Вскоре выяснилось, что моя собеседница еще и умела читать чужие мысли.
– Как ни странно, зачастую проще что-то понять на расстоянии, когда находишься вдали от места действия и тебе не мешают твои впечатления. Впрочем, применение звукозаписи с целью изменить время убийства – прием довольно распространенный, особенно в ранних романах Агаты Кристи. А теперь вернись в дом двадцать пять по Кребс-Гате и прослушай пластинку, которая лежит на проигрывателе в квартире Харальда Олесена, я с радостью поставлю мою инвалидную коляску и половину наследства в придачу на то, что рано или поздно вы услышите еще один выстрел.
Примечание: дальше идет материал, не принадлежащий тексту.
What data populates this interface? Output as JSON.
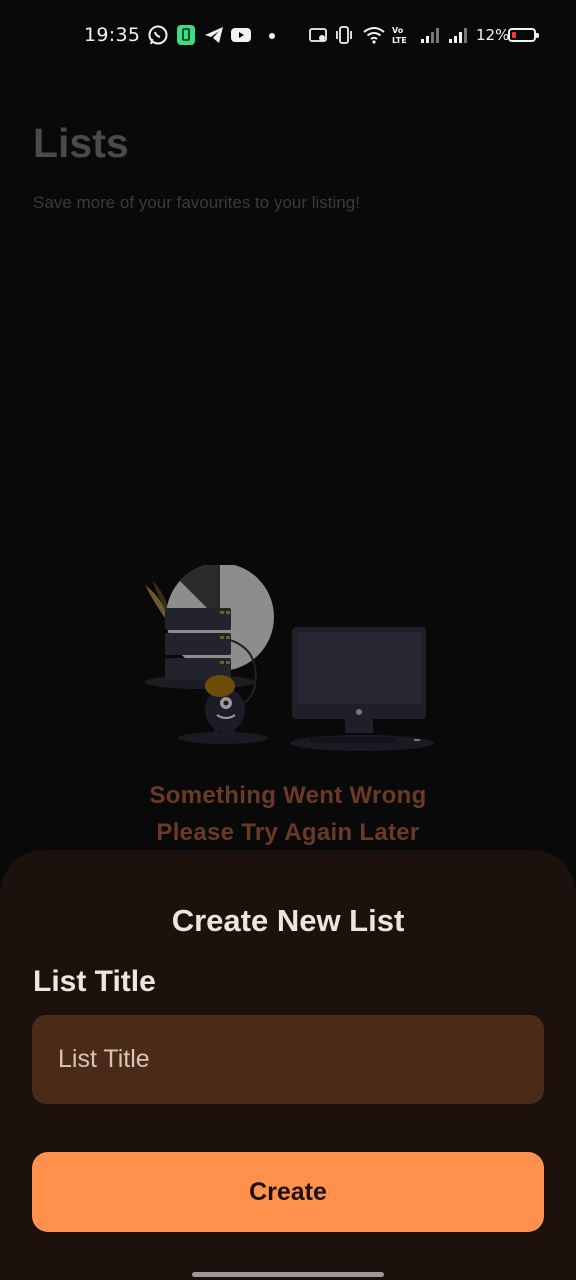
{
  "status_bar": {
    "time": "19:35",
    "battery_percent": "12%",
    "icons": [
      "whatsapp-icon",
      "battery-saver-icon",
      "telegram-icon",
      "youtube-icon",
      "dot-icon",
      "screen-record-icon",
      "vibrate-icon",
      "wifi-icon",
      "volte-icon",
      "signal-icon",
      "signal-icon"
    ]
  },
  "page": {
    "title": "Lists",
    "subtitle": "Save more of your favourites to your listing!"
  },
  "error": {
    "line1": "Something Went Wrong",
    "line2": "Please Try Again Later"
  },
  "sheet": {
    "title": "Create New List",
    "field_label": "List Title",
    "input_placeholder": "List Title",
    "input_value": "",
    "create_label": "Create"
  },
  "colors": {
    "background": "#090909",
    "sheet": "#1c110c",
    "input": "#4a2b18",
    "accent": "#ff914d",
    "error_text": "#6b3a26"
  }
}
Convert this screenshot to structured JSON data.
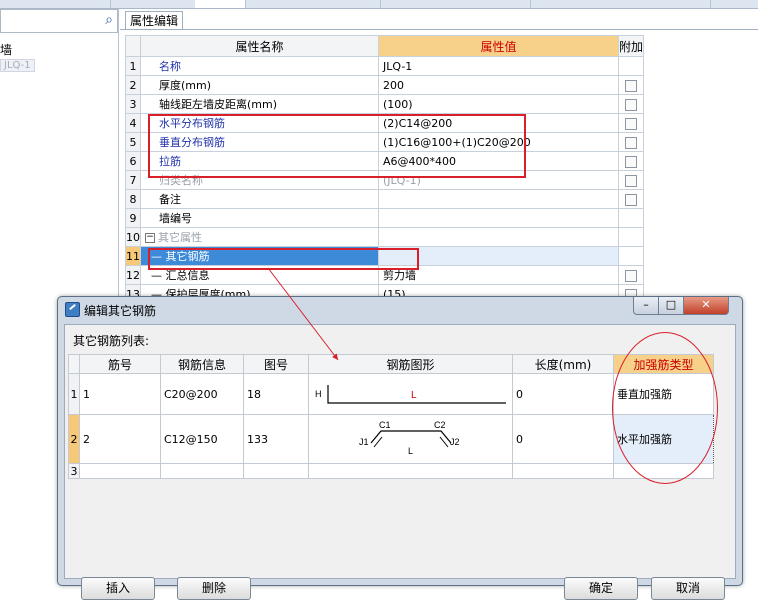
{
  "app": {
    "left_tree_item": "墙",
    "left_tree_sub": "JLQ-1"
  },
  "prop_panel": {
    "tab": "属性编辑",
    "columns": [
      "属性名称",
      "属性值",
      "附加"
    ],
    "rows": [
      {
        "n": "1",
        "name": "名称",
        "value": "JLQ-1",
        "style": "blue",
        "check": false
      },
      {
        "n": "2",
        "name": "厚度(mm)",
        "value": "200",
        "style": "",
        "check": true
      },
      {
        "n": "3",
        "name": "轴线距左墙皮距离(mm)",
        "value": "(100)",
        "style": "",
        "check": true
      },
      {
        "n": "4",
        "name": "水平分布钢筋",
        "value": "(2)C14@200",
        "style": "blue",
        "check": true
      },
      {
        "n": "5",
        "name": "垂直分布钢筋",
        "value": "(1)C16@100+(1)C20@200",
        "style": "blue",
        "check": true
      },
      {
        "n": "6",
        "name": "拉筋",
        "value": "A6@400*400",
        "style": "blue",
        "check": true
      },
      {
        "n": "7",
        "name": "归类名称",
        "value": "(JLQ-1)",
        "style": "gray",
        "check": true
      },
      {
        "n": "8",
        "name": "备注",
        "value": "",
        "style": "",
        "check": true
      },
      {
        "n": "9",
        "name": "墙编号",
        "value": "",
        "style": "",
        "check": false
      },
      {
        "n": "10",
        "name": "其它属性",
        "value": "",
        "style": "gray",
        "check": false
      },
      {
        "n": "11",
        "name": "其它钢筋",
        "value": "",
        "style": "sel",
        "check": false
      },
      {
        "n": "12",
        "name": "汇总信息",
        "value": "剪力墙",
        "style": "",
        "check": true
      },
      {
        "n": "13",
        "name": "保护层厚度(mm)",
        "value": "(15)",
        "style": "",
        "check": true
      }
    ]
  },
  "dialog": {
    "title": "编辑其它钢筋",
    "list_label": "其它钢筋列表:",
    "columns": [
      "筋号",
      "钢筋信息",
      "图号",
      "钢筋图形",
      "长度(mm)",
      "加强筋类型"
    ],
    "rows": [
      {
        "n": "1",
        "bar_no": "1",
        "info": "C20@200",
        "fig_no": "18",
        "length": "0",
        "type": "垂直加强筋"
      },
      {
        "n": "2",
        "bar_no": "2",
        "info": "C12@150",
        "fig_no": "133",
        "length": "0",
        "type": "水平加强筋"
      },
      {
        "n": "3",
        "bar_no": "",
        "info": "",
        "fig_no": "",
        "length": "",
        "type": ""
      }
    ],
    "shape1": {
      "h": "H",
      "l": "L"
    },
    "shape2": {
      "c1": "C1",
      "c2": "C2",
      "j1": "J1",
      "j2": "J2",
      "l": "L"
    },
    "buttons": {
      "insert": "插入",
      "delete": "删除",
      "ok": "确定",
      "cancel": "取消"
    }
  }
}
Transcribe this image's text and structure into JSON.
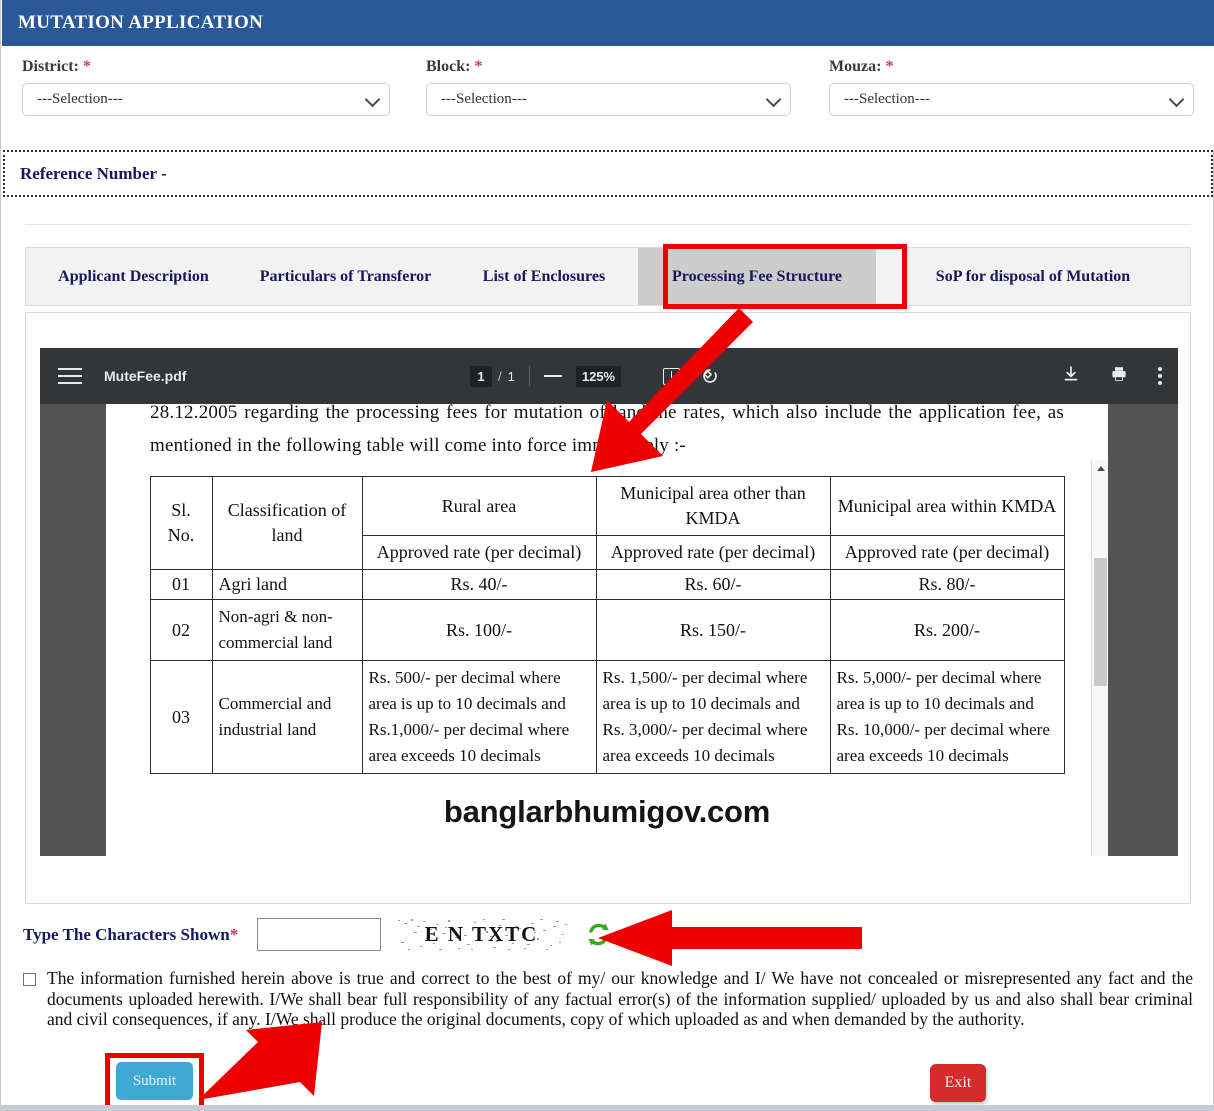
{
  "header": {
    "title": "MUTATION APPLICATION"
  },
  "selectors": {
    "district": {
      "label": "District:",
      "required": "*",
      "value": "---Selection---"
    },
    "block": {
      "label": "Block:",
      "required": "*",
      "value": "---Selection---"
    },
    "mouza": {
      "label": "Mouza:",
      "required": "*",
      "value": "---Selection---"
    }
  },
  "reference": {
    "label": "Reference Number -"
  },
  "tabs": [
    {
      "label": "Applicant Description",
      "active": false
    },
    {
      "label": "Particulars of Transferor",
      "active": false
    },
    {
      "label": "List of Enclosures",
      "active": false
    },
    {
      "label": "Processing Fee Structure",
      "active": true
    },
    {
      "label": "SoP for disposal of Mutation",
      "active": false
    }
  ],
  "pdf_viewer": {
    "filename": "MuteFee.pdf",
    "page_current": "1",
    "page_separator": "/",
    "page_total": "1",
    "zoom_level": "125%",
    "icons": {
      "menu": "hamburger-menu-icon",
      "zoom_out": "minus-icon",
      "fit": "fit-to-page-icon",
      "rotate": "rotate-clockwise-icon",
      "download": "download-icon",
      "print": "print-icon",
      "more": "more-options-icon"
    }
  },
  "document": {
    "paragraph": "28.12.2005 regarding the processing fees for mutation of land the rates, which also include the application fee, as mentioned in the following table will come into force immediately :-",
    "table": {
      "header_row_1": [
        "Sl. No.",
        "Classification of land",
        "Rural area",
        "Municipal area other than KMDA",
        "Municipal area within KMDA"
      ],
      "header_row_2": [
        "Approved rate (per decimal)",
        "Approved rate (per decimal)",
        "Approved rate (per decimal)"
      ],
      "rows": [
        {
          "sl": "01",
          "classification": "Agri land",
          "rural": "Rs. 40/-",
          "municipal_other": "Rs. 60/-",
          "municipal_kmda": "Rs. 80/-"
        },
        {
          "sl": "02",
          "classification": "Non-agri & non-commercial land",
          "rural": "Rs. 100/-",
          "municipal_other": "Rs. 150/-",
          "municipal_kmda": "Rs. 200/-"
        },
        {
          "sl": "03",
          "classification": "Commercial and industrial land",
          "rural": "Rs. 500/- per decimal where area is up to 10 decimals and Rs.1,000/- per decimal where area exceeds 10 decimals",
          "municipal_other": "Rs. 1,500/- per decimal where area is up to 10 decimals and Rs. 3,000/- per decimal where area exceeds 10 decimals",
          "municipal_kmda": "Rs. 5,000/- per decimal where area is up to 10 decimals and Rs. 10,000/- per decimal where area exceeds 10 decimals"
        }
      ]
    },
    "watermark": "banglarbhumigov.com"
  },
  "captcha": {
    "label": "Type The Characters Shown",
    "required": "*",
    "input_value": "",
    "code": "E N TXTC",
    "refresh_icon": "refresh-icon"
  },
  "declaration": {
    "checked": false,
    "text": "The information furnished herein above is true and correct to the best of my/ our knowledge and I/ We have not concealed or misrepresented any fact and the documents uploaded herewith. I/We shall bear full responsibility of any factual error(s) of the information supplied/ uploaded by us and also shall bear criminal and civil consequences, if any. I/We shall produce the original documents, copy of which uploaded as and when demanded by the authority."
  },
  "buttons": {
    "submit": "Submit",
    "exit": "Exit"
  },
  "colors": {
    "header_blue": "#2b5899",
    "tab_text_navy": "#16175e",
    "annotation_red": "#ef0000",
    "submit_blue": "#3fa8d4",
    "exit_red": "#d62b2b"
  }
}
Я не стал ловить ее на слове. К счастью, инвалидная коляска мне не нужна, хотя, к сожалению, трудно даже представить, чему равняется половина ее наследства. Кроме того, я почти не сомневался в ее правоте. Я пробормотал «спасибо» и встал, собираясь уходить. Патриция тут же позвонила горничной. Пока мы ждали, она написала что-то на листке бумаги и протянула листок мне:
– Вот мой прямой номер. Буду тебе очень признательна, если ты позвонишь, как только подтвердятся мои предположения насчет проигрывателя. Тогда и посмотрим, чем еще я сумею тебе помочь.
Я отметил про себя, что мы с Патрицией вполне естественно общаемся на «ты», несмотря на чопорную обстановку в доме Боркманов. Я аккуратно сложил листок с номером и сунул его в свой бумажник. Горничная проводила меня к выходу. Спустившись к машине, я тряхнул головой. Мне показалось, что последние полчаса меня гипнотизировали. Вместе с тем я радовался тому, что сделан первый большой шаг вперед к разгадке тайны, казавшейся неразрешимой.
Когда около двух часов я приехал на Кребс-Гате, все казалось таким же мирным, как и прежде. Жена сторожа сидела на своем месте у двери; она тут же впустила меня в квартиру Харальда Олесена. Других жильцов не было видно. К нескольким из них у меня появились новые вопросы, но первым делом нужно было проверить версию с проигрывателем.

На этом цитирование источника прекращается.